We've heard about the downside. The driving while texting or talking on a cell phone. The cyberbullying. Sexting. The idealized presentations of self in online profiles. The continuous partial attention that keeps us attentive to messages from our online friends while giving less to the teacher, hurting school performance.
The best answer to my question might be 'it's complicated'. Because there really are some great benefits that offset the risks to all this online socialization.
In a recent research study by the Girl Scouts, more than half of the girls surveyed indicated that their online social networking helped them feel closer to their friends. About half indicated that social networking had gotten them more involved with causes that they cared about.
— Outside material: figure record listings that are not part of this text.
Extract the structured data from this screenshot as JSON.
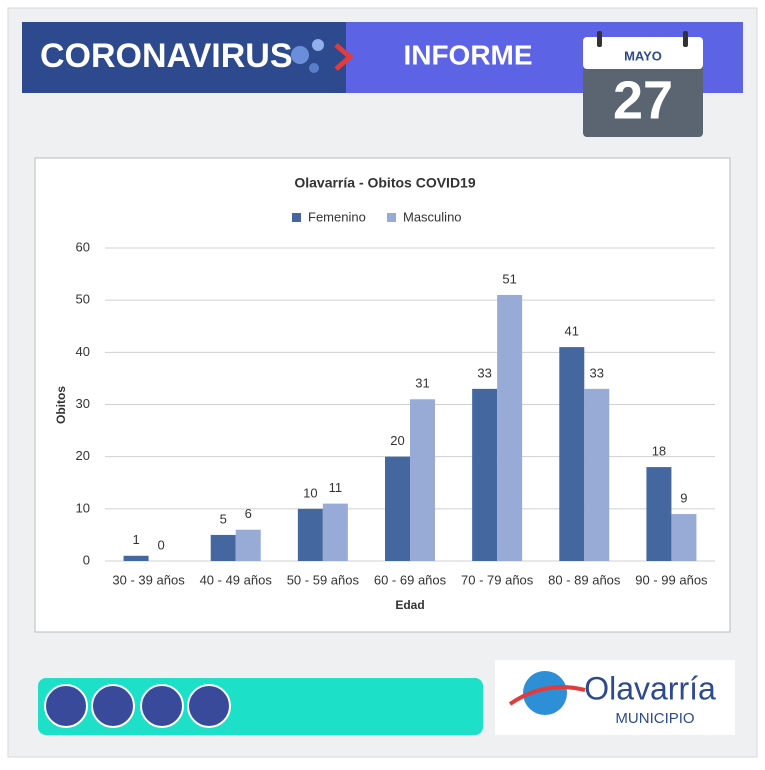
{
  "header": {
    "left": "CORONAVIRUS",
    "center": "INFORME",
    "month": "MAYO",
    "day": "27"
  },
  "footer": {
    "logo": "Olavarría",
    "logo_sub": "MUNICIPIO"
  },
  "chart_data": {
    "type": "bar",
    "title": "Olavarría - Obitos COVID19",
    "x_label": "Edad",
    "y_label": "Obitos",
    "categories": [
      "30 - 39 años",
      "40 - 49 años",
      "50 - 59 años",
      "60 - 69 años",
      "70 - 79 años",
      "80 - 89 años",
      "90 - 99 años"
    ],
    "series": [
      {
        "name": "Femenino",
        "color": "#44679f",
        "values": [
          1,
          5,
          10,
          20,
          33,
          41,
          18
        ]
      },
      {
        "name": "Masculino",
        "color": "#98abd6",
        "values": [
          0,
          6,
          11,
          31,
          51,
          33,
          9
        ]
      }
    ],
    "ylim": [
      0,
      60
    ],
    "yticks": [
      0,
      10,
      20,
      30,
      40,
      50,
      60
    ],
    "grid": true,
    "legend": "top"
  }
}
A study at Michigan State University found that college students with low self-esteem who were active SNS users felt more engaged with their university community than those who used SNS less often, and student SNS use strengthened their existing offline relationships. Research by Larry Rosen found that youth who spent more time on SNS were more empathetic toward their friends, in both online and offline interactions.
These are just a few of the recent studies that demonstrate that stronger, positive relationships and community engagement accrue to those who use SNS.
Do the benefits of social media and online socialization outweigh the risks? I think so. Our cell phones and the Internet are not going away. But our close friends are. Research by Robert Wilson noted that in 2004, American adults reported that their confidants (those people with whom we feel comfortable discussing matters of importance) had dropped from about 3 people to 2 over a 15 year period, a decline of nearly one-third. And about 25% of those surveyed reported they had no confidants.
A Pew Internet study, based on data collected in 2010, found similar numbers but a different trend when compared with their 2008 data: American adults were reporting slightly more confidants, and fewer reported that they had no confidants. The Internet users had more confidants than non-Internet users, and SNS users had more confidants than those who used Internet but not SNS.
This research is based on American adults, not youth, but adolescence is when many of us learn how to be in a friend relationship and how to be part of a community. Today's community, and society at large, could benefit from a greater abundance of empathy and engagement in its citizens. And I've never met anyone who couldn't use a true close friend and confidant. Have you?
Is all this online socialization a good thing? What do you think? What are you noticing in your work with youth?